The episode was the most watched episode ever broadcast by Sci Fi Channel gathering over 4 million viewers in the United States according to Variety in 2004, but was beaten by Warehouse 13 in 2009. In the United Kingdom, it was viewed by 1.28 million people, placing it first in the most viewed shows in Sky One for the week. The two-part pilot episode was released on DVD after its initial broadcast on TV. The pilot episode was awarded a Gemini Award in the category Best Visual Effects. The episode was also nominated for an Emmy Award for "Outstanding Special Visual Effects for a Series", a Leo Award for "Best Production Design in a Dramatic Series", and a Visual Effects Society Award for "Outstanding Visual Effects in a Broadcast Series". The original and first release date of "Rising (Part 1)" was on July 16, 2004 and was released internationally on September 19, 2005. "Rising (Part 2)" was released at the same time as Part 1 in the United States, but was released internationally on September 26, 2006.

David Nusair from Reel Film Reviews said "as a pilot episode, there's no denying that "Rising" gets the job done." IGN reviewer Filip Vukcevic gave the episode, 6 out of 10 and said "while this pilot does have promise, it doesn't appear to deliver anything but average sci-fi fare.

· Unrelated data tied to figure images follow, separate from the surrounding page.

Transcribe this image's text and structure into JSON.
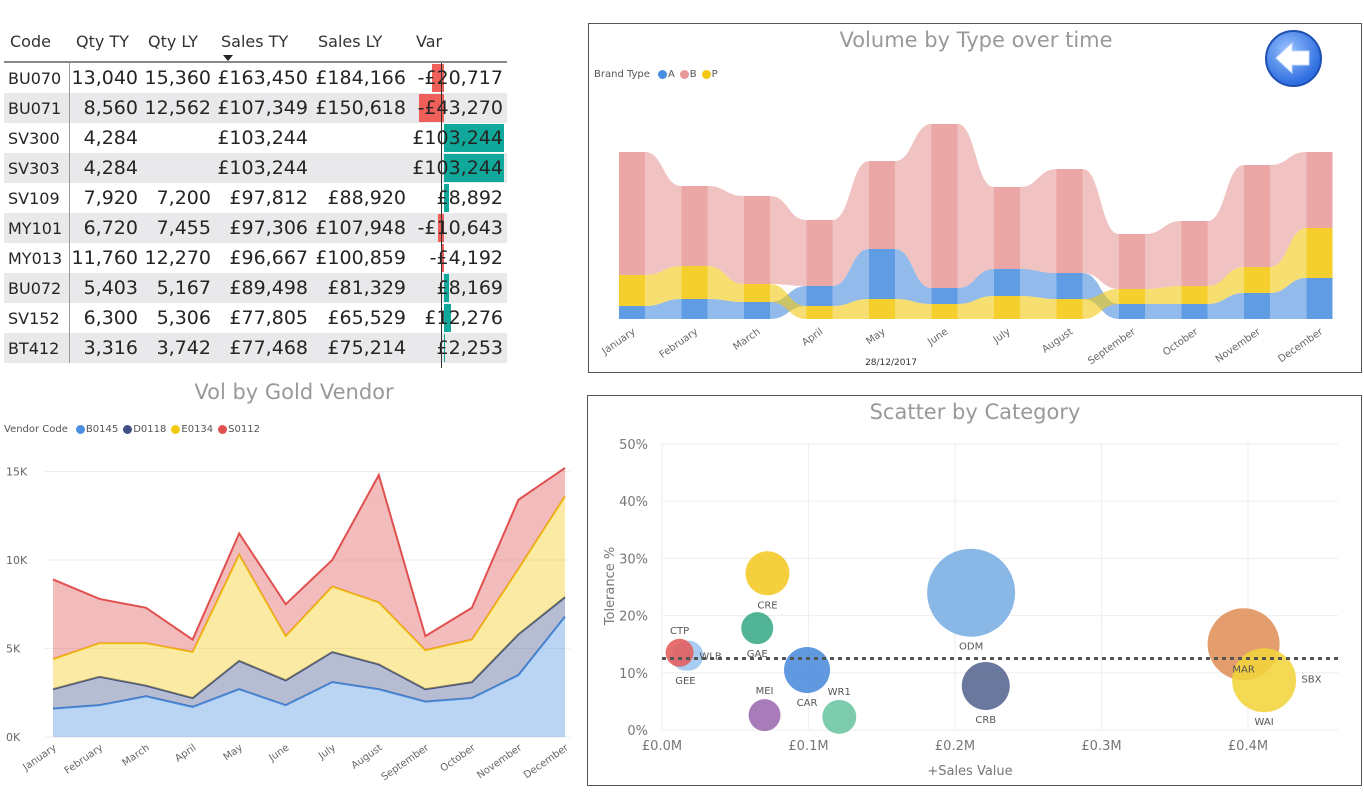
{
  "table": {
    "headers": [
      "Code",
      "Qty TY",
      "Qty LY",
      "Sales TY",
      "Sales LY",
      "Var"
    ],
    "sorted_column": "Sales TY",
    "rows": [
      {
        "code": "BU070",
        "qty_ty": "13,040",
        "qty_ly": "15,360",
        "sales_ty": "£163,450",
        "sales_ly": "£184,166",
        "var": "-£20,717",
        "var_value": -20717
      },
      {
        "code": "BU071",
        "qty_ty": "8,560",
        "qty_ly": "12,562",
        "sales_ty": "£107,349",
        "sales_ly": "£150,618",
        "var": "-£43,270",
        "var_value": -43270
      },
      {
        "code": "SV300",
        "qty_ty": "4,284",
        "qty_ly": "",
        "sales_ty": "£103,244",
        "sales_ly": "",
        "var": "£103,244",
        "var_value": 103244
      },
      {
        "code": "SV303",
        "qty_ty": "4,284",
        "qty_ly": "",
        "sales_ty": "£103,244",
        "sales_ly": "",
        "var": "£103,244",
        "var_value": 103244
      },
      {
        "code": "SV109",
        "qty_ty": "7,920",
        "qty_ly": "7,200",
        "sales_ty": "£97,812",
        "sales_ly": "£88,920",
        "var": "£8,892",
        "var_value": 8892
      },
      {
        "code": "MY101",
        "qty_ty": "6,720",
        "qty_ly": "7,455",
        "sales_ty": "£97,306",
        "sales_ly": "£107,948",
        "var": "-£10,643",
        "var_value": -10643
      },
      {
        "code": "MY013",
        "qty_ty": "11,760",
        "qty_ly": "12,270",
        "sales_ty": "£96,667",
        "sales_ly": "£100,859",
        "var": "-£4,192",
        "var_value": -4192
      },
      {
        "code": "BU072",
        "qty_ty": "5,403",
        "qty_ly": "5,167",
        "sales_ty": "£89,498",
        "sales_ly": "£81,329",
        "var": "£8,169",
        "var_value": 8169
      },
      {
        "code": "SV152",
        "qty_ty": "6,300",
        "qty_ly": "5,306",
        "sales_ty": "£77,805",
        "sales_ly": "£65,529",
        "var": "£12,276",
        "var_value": 12276
      },
      {
        "code": "BT412",
        "qty_ty": "3,316",
        "qty_ly": "3,742",
        "sales_ty": "£77,468",
        "sales_ly": "£75,214",
        "var": "£2,253",
        "var_value": 2253
      }
    ],
    "colors": {
      "positive": "#10a89a",
      "negative": "#f0605a"
    }
  },
  "chart_data": [
    {
      "type": "ribbon",
      "title": "Volume by Type over time",
      "legend_title": "Brand Type",
      "xlabel": "28/12/2017",
      "categories": [
        "January",
        "February",
        "March",
        "April",
        "May",
        "June",
        "July",
        "August",
        "September",
        "October",
        "November",
        "December"
      ],
      "series": [
        {
          "name": "A",
          "color": "#4a8ee0",
          "values": [
            13,
            20,
            17,
            20,
            50,
            16,
            27,
            26,
            15,
            15,
            26,
            41
          ]
        },
        {
          "name": "B",
          "color": "#e89a9a",
          "values": [
            123,
            80,
            88,
            66,
            88,
            164,
            82,
            104,
            55,
            65,
            102,
            76
          ]
        },
        {
          "name": "P",
          "color": "#f2c811",
          "values": [
            31,
            33,
            18,
            13,
            20,
            15,
            23,
            20,
            15,
            18,
            26,
            50
          ]
        }
      ]
    },
    {
      "type": "area",
      "stacked": true,
      "title": "Vol by Gold Vendor",
      "legend_title": "Vendor Code",
      "categories": [
        "January",
        "February",
        "March",
        "April",
        "May",
        "June",
        "July",
        "August",
        "September",
        "October",
        "November",
        "December"
      ],
      "ylim": [
        0,
        15000
      ],
      "yticks": [
        "0K",
        "5K",
        "10K",
        "15K"
      ],
      "series": [
        {
          "name": "B0145",
          "color": "#4a8ee0",
          "values": [
            1600,
            1800,
            2300,
            1700,
            2700,
            1800,
            3100,
            2700,
            2000,
            2200,
            3500,
            6800
          ]
        },
        {
          "name": "D0118",
          "color": "#3f4f85",
          "values": [
            1100,
            1600,
            600,
            500,
            1600,
            1400,
            1700,
            1400,
            700,
            900,
            2300,
            1100
          ]
        },
        {
          "name": "E0134",
          "color": "#f2c811",
          "values": [
            1700,
            1900,
            2400,
            2600,
            6000,
            2500,
            3700,
            3500,
            2200,
            2400,
            3700,
            5700
          ]
        },
        {
          "name": "S0112",
          "color": "#e0504f",
          "values": [
            4500,
            2500,
            2000,
            700,
            1200,
            1800,
            1500,
            7200,
            800,
            1800,
            3900,
            1600
          ]
        }
      ]
    },
    {
      "type": "scatter",
      "title": "Scatter by Category",
      "xlabel": "+Sales Value",
      "ylabel": "Tolerance %",
      "xlim": [
        0,
        0.47
      ],
      "ylim": [
        0,
        50
      ],
      "xticks": [
        "£0.0M",
        "£0.1M",
        "£0.2M",
        "£0.3M",
        "£0.4M"
      ],
      "yticks": [
        "0%",
        "10%",
        "20%",
        "30%",
        "40%",
        "50%"
      ],
      "reference_line": 12.5,
      "points": [
        {
          "label": "WLB",
          "x": 0.018,
          "y": 13,
          "size": 15,
          "color": "#9cc6f0",
          "label_pos": "right"
        },
        {
          "label": "GEE",
          "x": 0.016,
          "y": 12.8,
          "size": 14,
          "color": "#a8cdf0",
          "label_pos": "below"
        },
        {
          "label": "CTP",
          "x": 0.012,
          "y": 13.5,
          "size": 14,
          "color": "#e35c5c",
          "label_pos": "above"
        },
        {
          "label": "CRE",
          "x": 0.072,
          "y": 27.4,
          "size": 22,
          "color": "#f2c823",
          "label_pos": "below"
        },
        {
          "label": "GAE",
          "x": 0.065,
          "y": 17.8,
          "size": 16,
          "color": "#3aaa88",
          "label_pos": "below"
        },
        {
          "label": "CAR",
          "x": 0.099,
          "y": 10.5,
          "size": 23,
          "color": "#4a8bdc",
          "label_pos": "below"
        },
        {
          "label": "MEI",
          "x": 0.07,
          "y": 2.6,
          "size": 16,
          "color": "#9b6aae",
          "label_pos": "above"
        },
        {
          "label": "WR1",
          "x": 0.121,
          "y": 2.3,
          "size": 17,
          "color": "#6cc5a3",
          "label_pos": "above"
        },
        {
          "label": "ODM",
          "x": 0.211,
          "y": 24,
          "size": 44,
          "color": "#7aaee3",
          "label_pos": "below"
        },
        {
          "label": "CRB",
          "x": 0.221,
          "y": 7.7,
          "size": 24,
          "color": "#56658f",
          "label_pos": "below"
        },
        {
          "label": "MAR",
          "x": 0.397,
          "y": 15,
          "size": 36,
          "color": "#e0915a",
          "label_pos": "inside-below"
        },
        {
          "label": "WAI",
          "x": 0.411,
          "y": 8.7,
          "size": 32,
          "color": "#f2d43c",
          "label_pos": "below"
        },
        {
          "label": "SBX",
          "x": 0.487,
          "y": 9,
          "size": 31,
          "color": "#7483a6",
          "label_pos": "left"
        }
      ]
    }
  ],
  "back_button": {
    "icon": "arrow-left-icon"
  }
}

Hopefully the series itself has more spice." Dan Heaton from Digitally Obsessed said "Rising provides a strong introduction to an original series that retains the positive aspects of its predecessor but does not simply copy its success," and gave the episode an A. Taylor Brown when reviewing the Rising (Part 1) from GateWorld said "as a pilot episode, "Rising" gives viewers a lot of hope for the series to come," the episode was given 4 out of 5 stars. Virginia Heffernan from The New York Times called the episode "Dull" and further commented that it was a "relic of our own unenlightened time," but said that the show could win fans with its "Lavish special effects".